Microsoft set to work with SpaceX on satellites to detect nuclear launches

SpaceX has decided to partner up with Azure, the massive cloud-computing service built by Microsoft, to abet it develop and operate experimental satellites that are able to detect missile launches all over the world.

The multinational technology company revealed its partnership with SpaceX on Tuesday as part of its larger announcement of new modular data centres, or shipping-container-like platforms crammed with cloud-computing resources that can be deployed to remote areas of the world.

The Space Exploration Technologies Corp. plans to flawlessly link Microsoft’s new devices through Starlink, the rocket company’s increasing fleet of internet-beaming satellites. (SpaceX plans to launch up to 42,000 spacecraft and link them with lasers to ostensibly provide a faster, space-based alternative to fibreoptic networks.)

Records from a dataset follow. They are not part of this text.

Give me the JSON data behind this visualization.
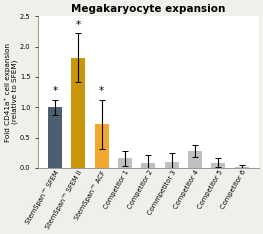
{
  "title": "Megakaryocyte expansion",
  "ylabel": "Fold CD41a⁺ cell expansion\n(relative to SFEM)",
  "categories": [
    "StemSpan™ SFEM",
    "StemSpan™ SFEM II",
    "StemSpan™ ACF",
    "Competitor 1",
    "Competitor 2",
    "Commpetitor 3",
    "Competitor 4",
    "Competitor 5",
    "Competitor 6"
  ],
  "values": [
    1.0,
    1.82,
    0.72,
    0.16,
    0.09,
    0.1,
    0.28,
    0.09,
    0.02
  ],
  "errors": [
    0.12,
    0.4,
    0.4,
    0.12,
    0.12,
    0.14,
    0.1,
    0.08,
    0.03
  ],
  "bar_colors": [
    "#4d5f6e",
    "#c8960a",
    "#f0a830",
    "#c0c0c0",
    "#c0c0c0",
    "#c0c0c0",
    "#c0c0c0",
    "#c0c0c0",
    "#c0c0c0"
  ],
  "star_indices": [
    0,
    1,
    2
  ],
  "ylim": [
    0,
    2.5
  ],
  "yticks": [
    0.0,
    0.5,
    1.0,
    1.5,
    2.0,
    2.5
  ],
  "fig_bg": "#f0f0eb",
  "plot_bg": "#ffffff",
  "title_fontsize": 7.5,
  "ylabel_fontsize": 5.2,
  "tick_fontsize": 4.8,
  "star_fontsize": 7.5
}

“The collaboration includes connecting Starlink’s high speed, low-latency satellite broadband with Azure’s new Modular Datacenter (MDC),” Microsoft wrote in an announcement about the partnership. “The two companies also plan to further connect Starlink with Microsoft’s global network — including Azure edge devices — integrating SpaceX’s ground stations with Azure networking capabilities.”

Scenarios for the use of MDCs “range from mobile command centers, humanitarian assistance, military mission needs, mineral exploration, and other use cases requiring high intensity, secure computing on Azure,” Microsoft wrote in a blog post.

Microsoft also announced that it’s helping SpaceX as a subcontractor for the new Pentagon project, which aims to improve and expand the American Department of Défense’s ability to detect missile launches. For that $149 million (R2.5 billion) contract, which the US Space Development Agency recently awarded to SpaceX, the company will use its Starlink satellite factory in Redmond, Washington, to build four experimental satellites outfitted with an undisclosed company’s infrared sensors, Reuters reported.

“We will be delivering to the government a number of satellites that host a capability to protect against ballistic weapons, and we were really proud to have Microsoft on our team there,” Gwynne Shotwell, SpaceX’s COO and president, said in a video published by Microsoft on Tuesday.